El mes de la luz, de esa luz única que solo el frío que ya asoma sabe convertirla en días de única y límpida claridad. En la levedad de las jornadas más cortas del anuario tiene la virtud decembrina, cuando el aire del oeste o el viento de tierra imperan, de concentrar una luminosidad, sobre todo matutina, que únicamente el entrañable artificio que nos anuncia la Natividad por calles y rincones, se atreve a retar.
Por donde se deambule, la Navidad, sin duda la tradición más cosmopolita y seguramente las que más emociones y sentimientos concentra, acompaña. Al ser universal, trasciende la creencia y supera, que no aparta, a su religiosidad intrínseca. Es un trecho mágico, preñado de liturgias y costumbres que, además de difícil explicación (ahí radica su sentir mayestático), fácilmente abarca a todos sin igual.
Pero cabe, igualmente, en diciembre la contradicción. Desde sus comienzos, desde hace 46 años, la Constitución Española ocupa un lugar de privilegio en su memoria y vigencia. Si la Carta Magna es símbolo de concordia, un hito de acuerdo entre la historia de moderna española del consenso, en esta ocasión en la que se recuerda la efemérides y dada la polarización política y el enconamiento, ha sido paño para la disputa muy preñada de reproches.
Desde siempre, formaciones políticas del arco parlamentario y de rigor nacionalista e incluso independentista (no todas por igual, claro) denostaron de la Constitución y por ende de la fecha. Su ausencia y crítica siempre, como lo es, fue patente. Pero si es de esta Norma Fundamental, entre otras circunstancias, de donde emanan las instituciones, la representatividad, las oportunidades en la gestión pública, el ejercicio de la política y la defensa de idearios o el cobro de las retribuciones por los cargos públicos a los que acceden vía electa o vía digital, ¿Por qué el “negacionismo” no renuncia a todo ello?, seguirá siendo una contradicción por más que se adorne y argumente tal actitud.
Tampoco faltó, como antaño pero ahora con más furor, en el marco de la celebración y desde una aparente defensa de la homenajeada herramienta, el seguimiento rígido a las directrices del partido contra los adversarios políticos más que llamar y recalar en ese espacio común que fue, como lo es, la Constitución. La ocasión lo pedía o casi lo exigía. Al fin y al cabo, pero de manera más aviesa, eso ya constituye y forma parte de la liturgia de diciembre, lamentable.

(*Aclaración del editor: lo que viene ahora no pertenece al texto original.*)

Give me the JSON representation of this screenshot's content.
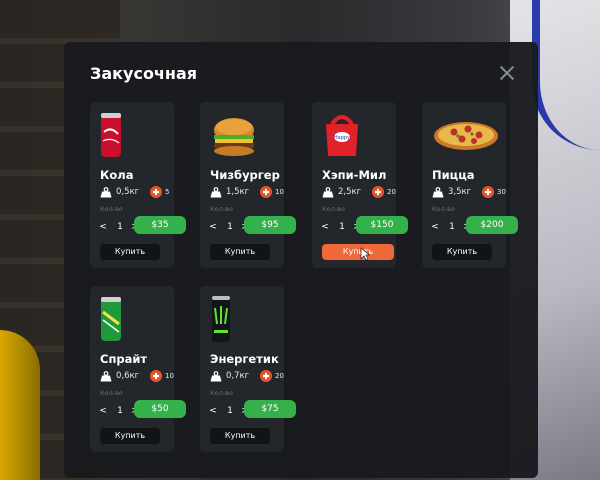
{
  "shop": {
    "title": "Закусочная",
    "quantity_label": "Кол-во",
    "buy_label": "Купить",
    "items": [
      {
        "name": "Кола",
        "weight": "0,5кг",
        "satiety": "5",
        "quantity": "1",
        "price": "$35",
        "icon": "cola-can-icon"
      },
      {
        "name": "Чизбургер",
        "weight": "1,5кг",
        "satiety": "10",
        "quantity": "1",
        "price": "$95",
        "icon": "cheeseburger-icon"
      },
      {
        "name": "Хэпи-Мил",
        "weight": "2,5кг",
        "satiety": "20",
        "quantity": "1",
        "price": "$150",
        "icon": "happy-meal-icon"
      },
      {
        "name": "Пицца",
        "weight": "3,5кг",
        "satiety": "30",
        "quantity": "1",
        "price": "$200",
        "icon": "pizza-icon"
      },
      {
        "name": "Спрайт",
        "weight": "0,6кг",
        "satiety": "10",
        "quantity": "1",
        "price": "$50",
        "icon": "sprite-can-icon"
      },
      {
        "name": "Энергетик",
        "weight": "0,7кг",
        "satiety": "20",
        "quantity": "1",
        "price": "$75",
        "icon": "energy-drink-icon"
      }
    ]
  },
  "colors": {
    "panel_bg": "#181a1e",
    "card_bg": "#23262b",
    "price_green": "#34b14a",
    "buy_active_orange": "#f0693a",
    "satiety_orange": "#e8572b"
  }
}
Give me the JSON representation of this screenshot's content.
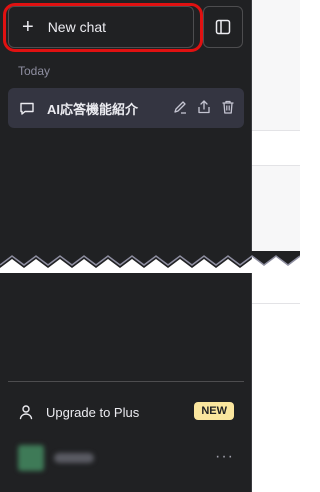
{
  "sidebar": {
    "new_chat_label": "New chat",
    "new_chat_icon": "plus-icon",
    "toggle_icon": "sidebar-toggle-icon",
    "section_today": "Today",
    "chats": [
      {
        "title": "AI応答機能紹介",
        "icon": "chat-bubble-icon",
        "actions": [
          "edit-icon",
          "share-icon",
          "delete-icon"
        ]
      }
    ],
    "upgrade_label": "Upgrade to Plus",
    "upgrade_badge": "NEW",
    "more_label": "···"
  },
  "colors": {
    "sidebar_bg": "#202123",
    "item_bg": "#343541",
    "highlight": "#e01111",
    "badge_bg": "#fae69e"
  }
}
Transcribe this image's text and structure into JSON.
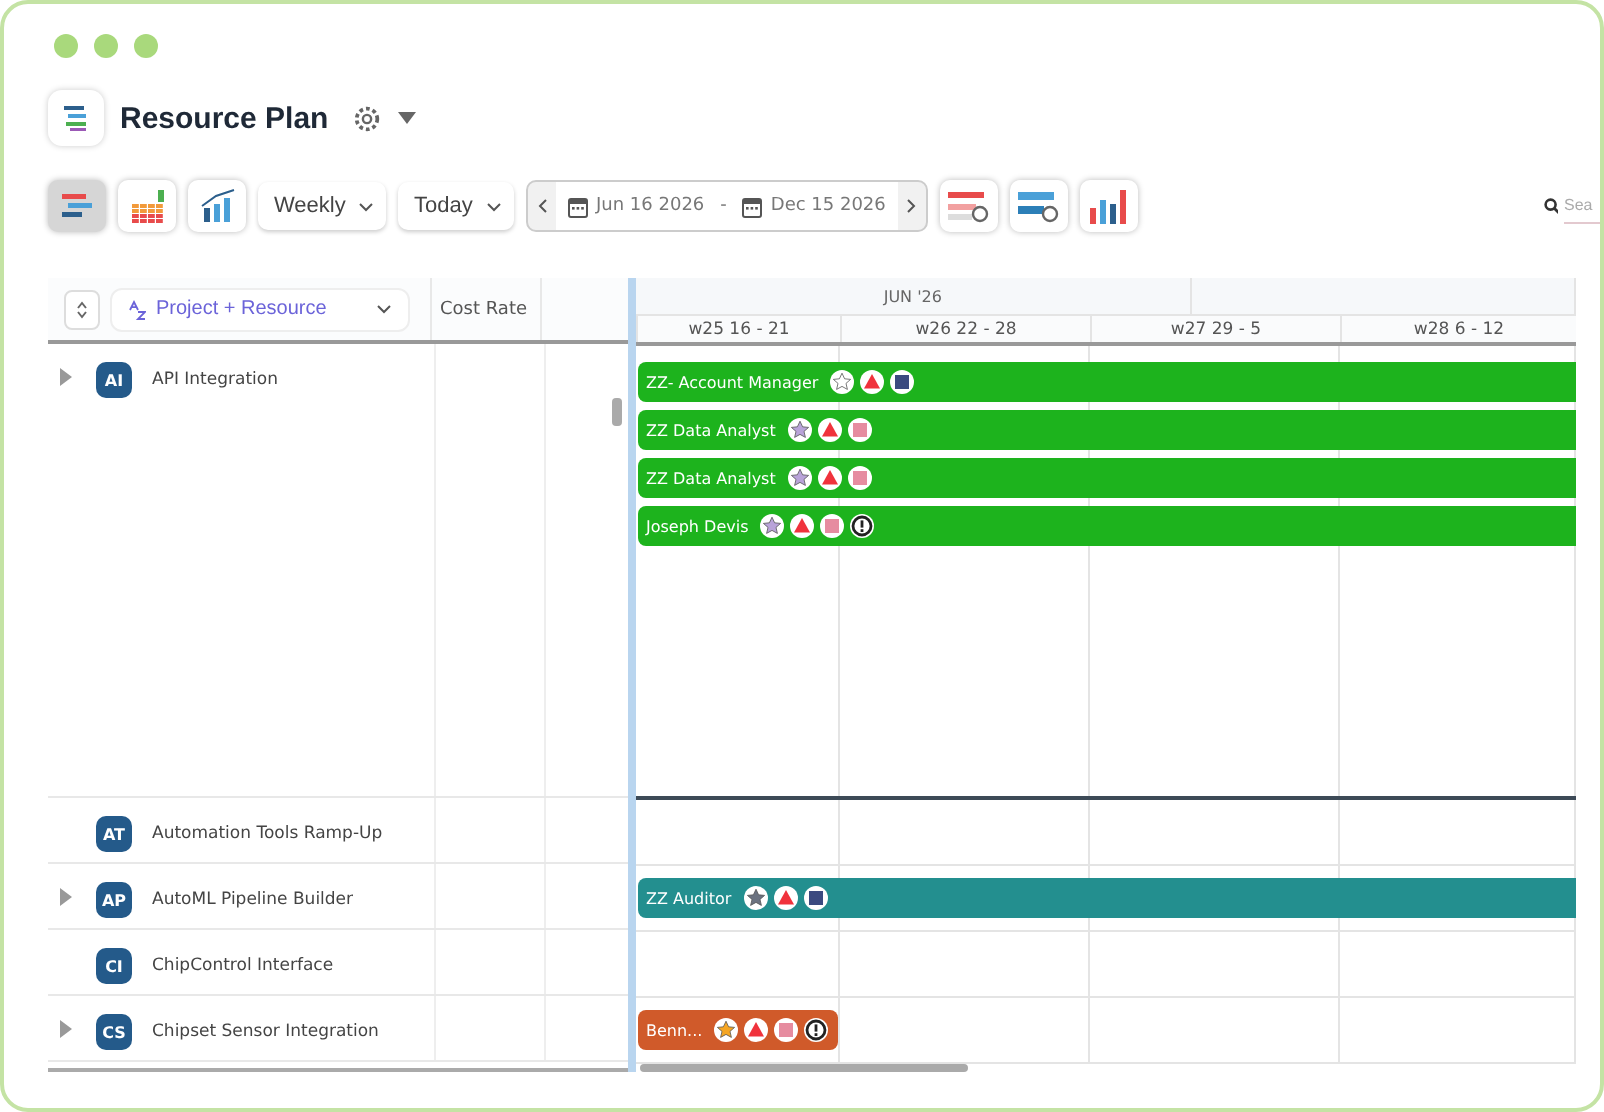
{
  "page": {
    "title": "Resource Plan"
  },
  "toolbar": {
    "views": [
      {
        "kind": "bars",
        "selected": true
      },
      {
        "kind": "hours",
        "selected": false
      },
      {
        "kind": "fte",
        "selected": false
      }
    ],
    "scale": "Weekly",
    "jump": "Today",
    "start_date": "Jun 16 2026",
    "range_dash": "-",
    "end_date": "Dec 15 2026",
    "tools": [
      {
        "kind": "rows-settings"
      },
      {
        "kind": "bars-settings"
      },
      {
        "kind": "kpi"
      }
    ],
    "search": {
      "placeholder": "Sea"
    }
  },
  "grid": {
    "group_by": "Project + Resource",
    "columns": [
      "Cost Rate"
    ],
    "month": "JUN '26",
    "weeks": [
      "w25 16 - 21",
      "w26 22 - 28",
      "w27 29 - 5",
      "w28 6 - 12"
    ],
    "projects": [
      {
        "initials": "AI",
        "name": "API Integration",
        "expandable": true,
        "bars": [
          {
            "label": "ZZ- Account Manager",
            "color": "#1db31d",
            "open_ended": true,
            "badges": [
              {
                "kind": "star",
                "color": "#ffffff"
              },
              {
                "kind": "triangle",
                "color": "#f0323c"
              },
              {
                "kind": "square",
                "color": "#3b4a80"
              }
            ]
          },
          {
            "label": "ZZ Data Analyst",
            "color": "#1db31d",
            "open_ended": true,
            "badges": [
              {
                "kind": "star",
                "color": "#b9a3d9"
              },
              {
                "kind": "triangle",
                "color": "#f0323c"
              },
              {
                "kind": "square",
                "color": "#e68ca0"
              }
            ]
          },
          {
            "label": "ZZ Data Analyst",
            "color": "#1db31d",
            "open_ended": true,
            "badges": [
              {
                "kind": "star",
                "color": "#b9a3d9"
              },
              {
                "kind": "triangle",
                "color": "#f0323c"
              },
              {
                "kind": "square",
                "color": "#e68ca0"
              }
            ]
          },
          {
            "label": "Joseph Devis",
            "color": "#1db31d",
            "open_ended": true,
            "badges": [
              {
                "kind": "star",
                "color": "#b9a3d9"
              },
              {
                "kind": "triangle",
                "color": "#f0323c"
              },
              {
                "kind": "square",
                "color": "#e68ca0"
              },
              {
                "kind": "alert",
                "color": "#222222"
              }
            ]
          }
        ]
      },
      {
        "initials": "AT",
        "name": "Automation Tools Ramp-Up",
        "expandable": false
      },
      {
        "initials": "AP",
        "name": "AutoML Pipeline Builder",
        "expandable": true,
        "bars": [
          {
            "label": "ZZ Auditor",
            "color": "#238f8f",
            "open_ended": true,
            "badges": [
              {
                "kind": "star",
                "color": "#6b7280"
              },
              {
                "kind": "triangle",
                "color": "#f0323c"
              },
              {
                "kind": "square",
                "color": "#3b4a80"
              }
            ]
          }
        ]
      },
      {
        "initials": "CI",
        "name": "ChipControl Interface",
        "expandable": false
      },
      {
        "initials": "CS",
        "name": "Chipset Sensor Integration",
        "expandable": true,
        "bars": [
          {
            "label": "Benn...",
            "color": "#d05a2a",
            "open_ended": false,
            "badges": [
              {
                "kind": "star",
                "color": "#f5a623"
              },
              {
                "kind": "triangle",
                "color": "#f0323c"
              },
              {
                "kind": "square",
                "color": "#e68ca0"
              },
              {
                "kind": "alert",
                "color": "#222222"
              }
            ]
          }
        ]
      }
    ]
  }
}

Adviento, en su casi ya medianía, nos va transportando a la Natividad, allá donde la tradición marca la victoria de la luz sobre la oscuridad. En tiempos en los que hay sombras que dominan, pero que no someten, siempre hay lugar para la esperanza. Hechos como la recuperación titánica de Notre Dame de Paris, de gran simbolismo, hacen confluir hacia ella, hacia una confianza que aunque relativa, en esta última etapa del año intenta retomar esa estación de combustible y avituallamiento emocional como lo es diciembre.
Un mes de luz, con sus penumbras pero en el que los recuerdos brillan más, la memoria se acentúa y ella, en no pocas ocasiones, se adentra en la nostalgia cuando no en la melancolía de las ausencias.